Стоило бросить сюда писать, сразу посыпались предложения купить рекламу. Казалось бы, вершина таким образом должна быть покорена, но птички на душе что-то не поют. Долго думала, что бы такое я могла бы здесь органично прорекламировать, но придумалось только с десятку тупых шуток.

Начала этот месяц (который ещё как бы и год) с бодрым настроем быть добрее к окружающим и себе. К пятой ночной смене четвёртой недели этого малообещающего года пришлось в срочном порядке прикрутить ожидания и сократить вездесущую доброту только до себя, но и это оказалось непросто: лучше всего мои будни описывает эта картинка, а ночные дежурства - эта песенка:

Stay Awake - Mary Poppins (Julie Andrews)1:44 · YouTube.

Каким-то садистским образом ничто не доставляет сейчас такого чистого кайфа как эти ночи в реанимации, но сбивает за это опустошающей усталостью и неутолимой грустью прямо с утреца, когда берлинская февральская мерзость нещадно полощет по щекам.

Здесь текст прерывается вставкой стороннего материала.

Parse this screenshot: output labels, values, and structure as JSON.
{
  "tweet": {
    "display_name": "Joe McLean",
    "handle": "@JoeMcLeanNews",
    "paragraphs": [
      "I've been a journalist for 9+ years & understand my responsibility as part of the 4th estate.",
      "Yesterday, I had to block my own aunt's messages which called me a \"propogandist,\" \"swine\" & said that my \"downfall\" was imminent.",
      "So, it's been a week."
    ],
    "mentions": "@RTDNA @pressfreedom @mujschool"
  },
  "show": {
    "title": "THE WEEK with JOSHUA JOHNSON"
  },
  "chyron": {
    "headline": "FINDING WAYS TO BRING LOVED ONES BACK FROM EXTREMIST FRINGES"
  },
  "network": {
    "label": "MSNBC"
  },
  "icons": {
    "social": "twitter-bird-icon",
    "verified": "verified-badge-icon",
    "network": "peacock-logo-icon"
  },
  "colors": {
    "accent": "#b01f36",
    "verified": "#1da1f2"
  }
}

Повремените с отпиской, то ли еще будет.
Вернулась в свой любимый Веддинг. Пройду по камерунской, сверну на занзибарскую, никак не надышусь. «Alte Liebe - neue Ära“, – пророчит название пивнухи за углом. Каждой странной лавочке, каждой куче мусора умиляюсь как ебанашка. Минусы в упор не замечаю, но, может, оно и к лучшему.

Откуда берется столько непропорциональной нежности к замызганному райончику, да ещё и в печали февраля и одиночестве, кто бы рассказал.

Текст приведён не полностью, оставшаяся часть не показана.